Tutti i fedeli, dunque, sono coinvolti e proprio il sentirci “Popolo di Dio” ci consentirà di «riconoscere i nostri peccati e gli errori del passato con un’apertura penitenziale capace di lasciarsi rinnovare da dentro».
Ed è la penitenza unita alla preghiera a sensibilizzarci di fronte alla sofferenza degli altri. «Che il digiuno e la preghiera aprano le nostre orecchie al dolore silenzioso dei bambini, dei giovani e dei disabili. Digiuno che ci procuri fame e sete di giustizia e ci spinga a camminare nella verità appoggiando tutte le mediazioni giudiziarie che siano necessarie. Un digiuno che ci scuota e ci porti a impegnarci nella verità e nella carità con tutti gli uomini di buona volontà e con la società in generale per lottare contro qualsiasi tipo di abuso sessuale, di potere e di coscienza».
Se un membro soffre, tutte le membra soffrono insieme, diceva San Paolo ed esempio migliore da seguire non può essere che la Madonna. «Maria ha saputo stare ai piedi della croce del suo Figlio. Non l’ha fatto in un modo qualunque, ma è stata saldamente in piedi e accanto ad essa. Con questa posizione esprime il suo modo di stare nella vita.
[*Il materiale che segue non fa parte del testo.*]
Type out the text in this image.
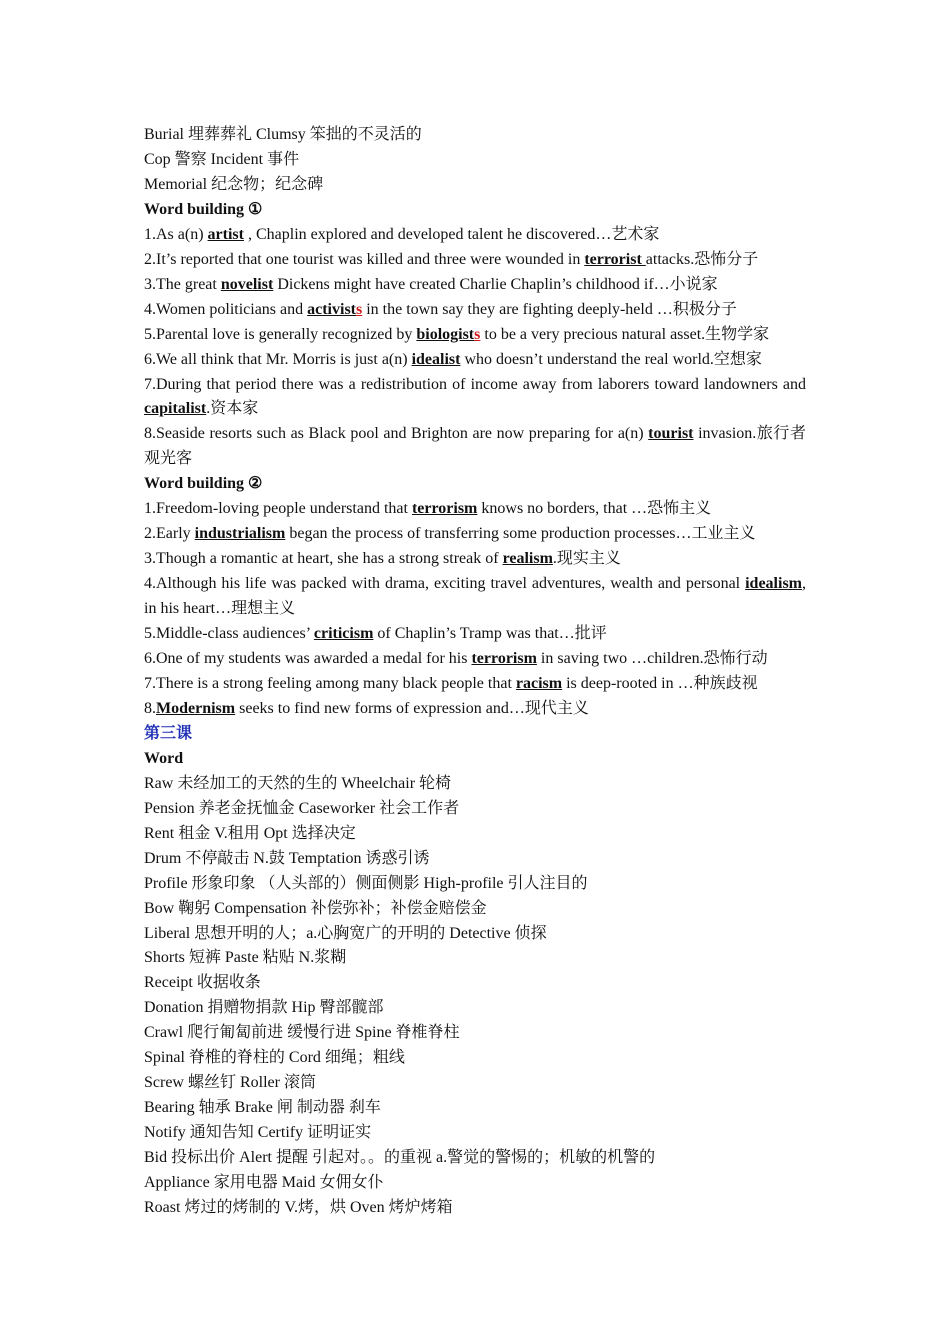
Burial 埋葬葬礼 Clumsy 笨拙的不灵活的

Cop 警察 Incident 事件

Memorial 纪念物；纪念碑

Word building ①

1.As a(n) artist , Chaplin explored and developed talent he discovered…艺术家

2.It’s reported that one tourist was killed and three were wounded in terrorist attacks.恐怖分子

3.The great novelist Dickens might have created Charlie Chaplin’s childhood if…小说家

4.Women politicians and activists in the town say they are fighting deeply-held …积极分子

5.Parental love is generally recognized by biologists to be a very precious natural asset.生物学家

6.We all think that Mr. Morris is just a(n) idealist who doesn’t understand the real world.空想家

7.During that period there was a redistribution of income away from laborers toward landowners and capitalist.资本家

8.Seaside resorts such as Black pool and Brighton are now preparing for a(n) tourist invasion.旅行者观光客

Word building ②

1.Freedom-loving people understand that terrorism knows no borders, that …恐怖主义

2.Early industrialism began the process of transferring some production processes…工业主义

3.Though a romantic at heart, she has a strong streak of realism.现实主义

4.Although his life was packed with drama, exciting travel adventures, wealth and personal idealism, in his heart…理想主义

5.Middle-class audiences’ criticism of Chaplin’s Tramp was that…批评

6.One of my students was awarded a medal for his terrorism in saving two …children.恐怖行动

7.There is a strong feeling among many black people that racism is deep-rooted in …种族歧视

8.Modernism seeks to find new forms of expression and…现代主义

第三课

Word

Raw 未经加工的天然的生的 Wheelchair 轮椅

Pension 养老金抚恤金 Caseworker 社会工作者

Rent 租金 V.租用 Opt 选择决定

Drum 不停敲击 N.鼓 Temptation 诱惑引诱

Profile 形象印象 （人头部的）侧面侧影 High-profile 引人注目的

Bow 鞠躬 Compensation 补偿弥补；补偿金赔偿金

Liberal 思想开明的人；a.心胸宽广的开明的 Detective 侦探

Shorts 短裤 Paste 粘贴 N.浆糊

Receipt 收据收条

Donation 捐赠物捐款 Hip 臀部髋部

Crawl 爬行匍匐前进 缓慢行进 Spine 脊椎脊柱

Spinal 脊椎的脊柱的 Cord 细绳；粗线

Screw 螺丝钉 Roller 滚筒

Bearing 轴承 Brake 闸 制动器 刹车

Notify 通知告知 Certify 证明证实

Bid 投标出价 Alert 提醒 引起对。。的重视 a.警觉的警惕的；机敏的机警的

Appliance 家用电器 Maid 女佣女仆

Roast 烤过的烤制的 V.烤，烘 Oven 烤炉烤箱
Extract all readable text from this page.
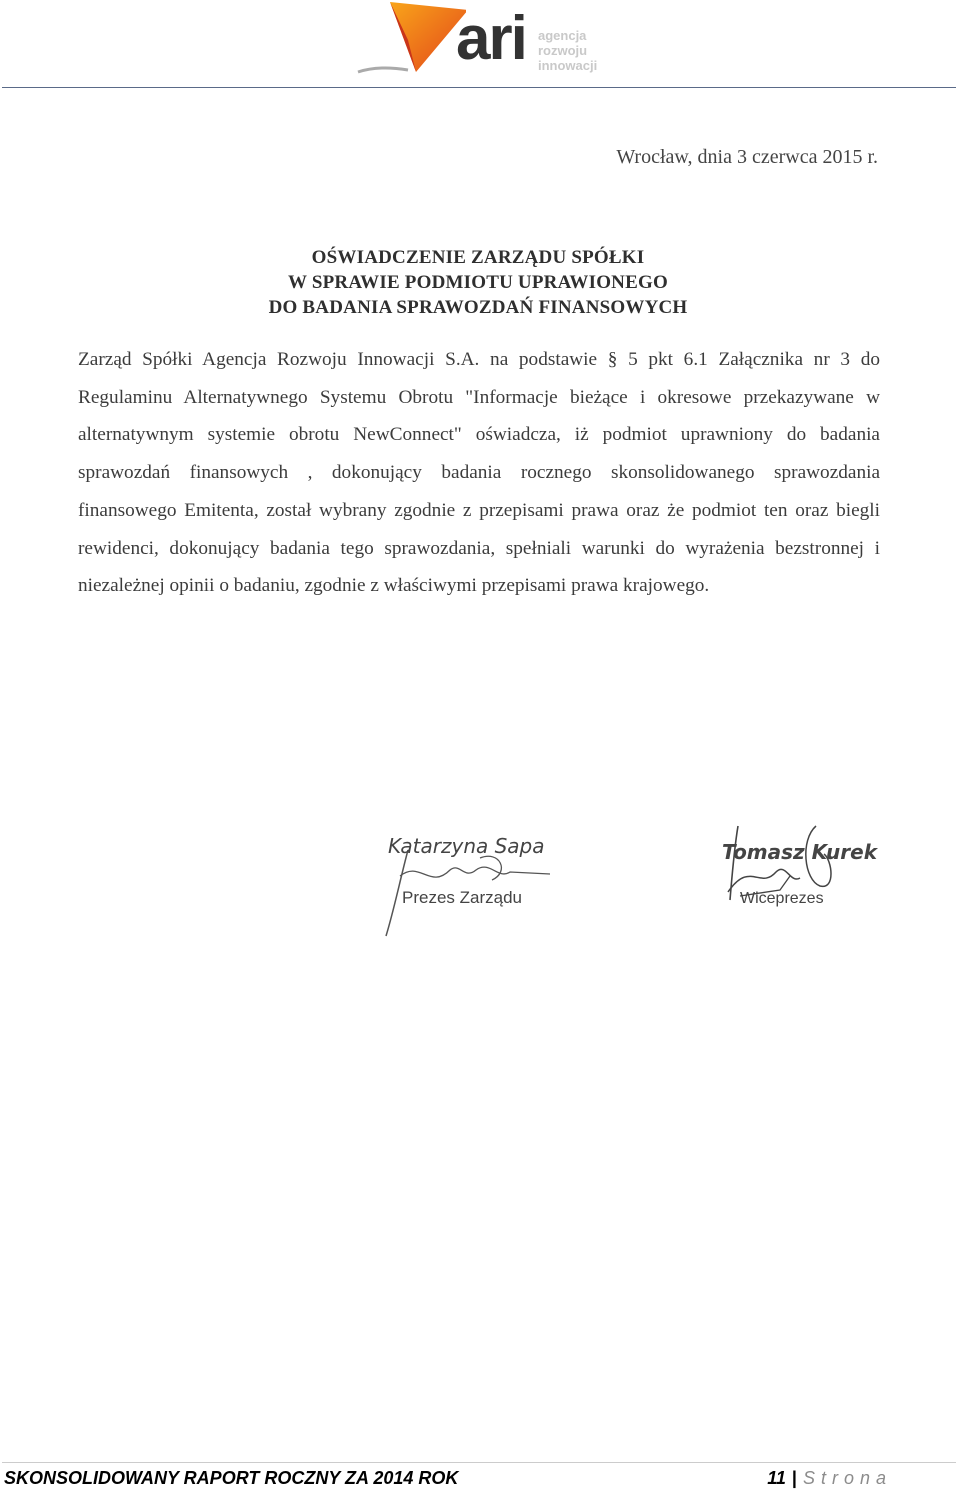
ari agencja
rozwoju
innowacji
Wrocław, dnia 3 czerwca 2015 r.
OŚWIADCZENIE ZARZĄDU SPÓŁKI
W SPRAWIE PODMIOTU UPRAWIONEGO
DO BADANIA SPRAWOZDAŃ FINANSOWYCH
Zarząd Spółki Agencja Rozwoju Innowacji S.A. na podstawie § 5 pkt 6.1 Załącznika nr 3 do Regulaminu Alternatywnego Systemu Obrotu "Informacje bieżące i okresowe przekazywane w alternatywnym systemie obrotu NewConnect" oświadcza, iż podmiot uprawniony do badania sprawozdań finansowych , dokonujący badania rocznego skonsolidowanego sprawozdania finansowego Emitenta, został wybrany zgodnie z przepisami prawa oraz że podmiot ten oraz biegli rewidenci, dokonujący badania tego sprawozdania, spełniali warunki do wyrażenia bezstronnej i niezależnej opinii o badaniu, zgodnie z właściwymi przepisami prawa krajowego.
Katarzyna Sapa
Prezes Zarządu
Tomasz Kurek
Wiceprezes
SKONSOLIDOWANY RAPORT ROCZNY ZA 2014 ROK	11 | Strona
Quando sperimentiamo la desolazione che ci procurano queste piaghe ecclesiali, con Maria ci farà bene “insistere di più nella preghiera” (cfr S. Ignazio di Loyola, Esercizi spirituali, 319), cercando di crescere nell’amore e nella fedeltà alla Chiesa. Lei, la prima discepola, insegna a tutti noi discepoli come dobbiamo comportarci di fronte alla sofferenza dell’innocente, senza evasioni e pusillanimità. Guardare a Maria vuol dire imparare a scoprire dove e come deve stare il discepolo di Cristo».